On January 1, 1901, Vail was nominated by the Social Democratic Party of New Jersey as its candidate for Governor of New Jersey. He stepped down from his position as pastor of the First Universalist Church in Jersey City to pursue this political office, with the position filled by his wife Nina, amidst much publicity and comment on the novelty of a husband and wife team occupying a single pulpit.

After resting for the month of September, Vail hit the campaign trail. In the immediate aftermath of the August assassination of President William McKinley by Leon Czolgosz, an anarchist, Vail faced hostile crowds and suffered cancelled meetings by those who confused the doctrines of socialism and anarchism.

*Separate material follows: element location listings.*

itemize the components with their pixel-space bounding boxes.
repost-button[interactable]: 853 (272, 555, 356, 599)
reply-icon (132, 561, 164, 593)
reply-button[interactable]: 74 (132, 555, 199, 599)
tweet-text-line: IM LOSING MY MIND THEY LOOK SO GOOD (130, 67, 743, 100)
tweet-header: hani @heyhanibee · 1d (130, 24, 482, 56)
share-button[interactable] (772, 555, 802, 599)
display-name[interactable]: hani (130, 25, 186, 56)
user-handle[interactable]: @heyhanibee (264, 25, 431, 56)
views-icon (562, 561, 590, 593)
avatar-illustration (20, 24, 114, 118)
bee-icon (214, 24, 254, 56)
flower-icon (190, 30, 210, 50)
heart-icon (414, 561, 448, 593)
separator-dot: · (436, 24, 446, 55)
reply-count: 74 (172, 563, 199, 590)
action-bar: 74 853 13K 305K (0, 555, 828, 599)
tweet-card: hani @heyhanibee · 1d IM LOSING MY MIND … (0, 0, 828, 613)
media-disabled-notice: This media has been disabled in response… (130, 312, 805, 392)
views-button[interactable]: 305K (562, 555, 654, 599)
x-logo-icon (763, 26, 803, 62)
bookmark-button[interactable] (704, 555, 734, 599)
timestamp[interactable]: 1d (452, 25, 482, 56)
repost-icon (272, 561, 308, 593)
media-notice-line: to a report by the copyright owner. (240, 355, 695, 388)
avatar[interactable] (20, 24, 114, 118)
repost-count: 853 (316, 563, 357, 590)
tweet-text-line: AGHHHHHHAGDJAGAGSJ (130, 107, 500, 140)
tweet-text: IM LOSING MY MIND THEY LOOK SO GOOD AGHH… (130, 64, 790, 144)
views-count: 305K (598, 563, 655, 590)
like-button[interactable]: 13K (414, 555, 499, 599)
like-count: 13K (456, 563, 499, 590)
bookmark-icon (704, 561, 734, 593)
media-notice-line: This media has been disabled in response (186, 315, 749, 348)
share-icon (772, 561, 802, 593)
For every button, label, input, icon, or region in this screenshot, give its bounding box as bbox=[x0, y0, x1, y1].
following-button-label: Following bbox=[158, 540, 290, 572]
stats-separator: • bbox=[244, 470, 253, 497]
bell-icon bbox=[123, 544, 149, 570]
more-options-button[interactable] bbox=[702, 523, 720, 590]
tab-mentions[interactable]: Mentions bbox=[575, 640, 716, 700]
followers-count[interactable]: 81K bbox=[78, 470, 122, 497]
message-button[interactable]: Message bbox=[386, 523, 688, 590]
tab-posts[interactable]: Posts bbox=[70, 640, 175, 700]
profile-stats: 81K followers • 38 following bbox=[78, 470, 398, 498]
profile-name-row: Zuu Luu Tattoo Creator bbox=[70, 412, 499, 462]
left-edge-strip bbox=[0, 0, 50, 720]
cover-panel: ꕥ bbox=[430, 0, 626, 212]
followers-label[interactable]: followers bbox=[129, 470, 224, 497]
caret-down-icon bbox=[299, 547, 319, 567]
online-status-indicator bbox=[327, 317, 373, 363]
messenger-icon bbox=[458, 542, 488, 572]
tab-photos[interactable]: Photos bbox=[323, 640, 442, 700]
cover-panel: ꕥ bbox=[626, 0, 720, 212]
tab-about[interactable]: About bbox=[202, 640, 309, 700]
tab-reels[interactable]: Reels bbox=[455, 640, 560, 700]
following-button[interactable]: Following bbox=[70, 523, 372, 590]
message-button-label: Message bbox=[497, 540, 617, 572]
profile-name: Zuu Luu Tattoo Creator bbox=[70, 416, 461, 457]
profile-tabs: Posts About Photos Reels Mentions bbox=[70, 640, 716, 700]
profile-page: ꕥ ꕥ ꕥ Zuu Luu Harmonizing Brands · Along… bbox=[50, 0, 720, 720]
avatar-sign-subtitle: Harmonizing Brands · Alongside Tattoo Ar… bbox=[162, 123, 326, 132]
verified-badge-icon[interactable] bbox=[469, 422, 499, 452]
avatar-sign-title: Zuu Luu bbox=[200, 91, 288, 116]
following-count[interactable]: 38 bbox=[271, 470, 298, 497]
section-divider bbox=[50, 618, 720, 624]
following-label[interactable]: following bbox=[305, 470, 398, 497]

Vail refused to bow to intimidation and delivered 29 addresses during the course of the 1901 campaign. By the end of the year, Vail had toured 25 states and delivered 241 public lectures.

===Return to the pulpit===

Vail's Christian socialist aphorisms continued to be printed in the radical press into the 1920s.

During the first decade of the 20th century, Vail served in a succession of Universalist pastorates, including positions at Richfield Springs and Albion, New York. He would later accept a position at the Church of Good Tidings in Brooklyn.

Vail continued to preach until his final years, serving as half-time pastor of a congregation in the small town of Merom, Indiana during the early 1920s.

===Death and legacy===
Charles H. Vail died at his home in Auburn, New York on June 16, 1924.

==Works==
- National Ownership of Railways. New York: Humboldt Library, 1897.
- Modern Socialism. New York: Commonwealth Co., 1897.
- Principles of Scientific Socialism. New York: Commonwealth Co., 1899; Reissued by Kerr, 1908.
- The Industrial Evolution. New York: Commonwealth Co., 1899.
- Mission of the Working Class. Chicago: Charles H. Kerr & Co., 1899.
- The Trust Question: Its Political and Economic Aspects. Chicago: Charles H. Kerr & Co., 1900.
- "The Mission of the Workingman," The Challenge [Los Angeles], whole no. 32 (July 31, 1901), pp. 1–3.
- The Socialist Movement. Chicago: Charles H. Kerr & Co., 1902.
- Socialism and the Negro Problem. New York: Comrade Publishing Co., 1902.
- The Ancient Mysteries and Modern Masonry. New York: Macoy Publishing and Masonic Supply Co., 1909.
- The World's Saviors: Analogies in their Lives Examined and Interpreted: A Study in Comparative Religions. London: Fowler, 1913.
- Militant and Triumphant Socialism. Chicago: Co-operative Printing Co., 1913.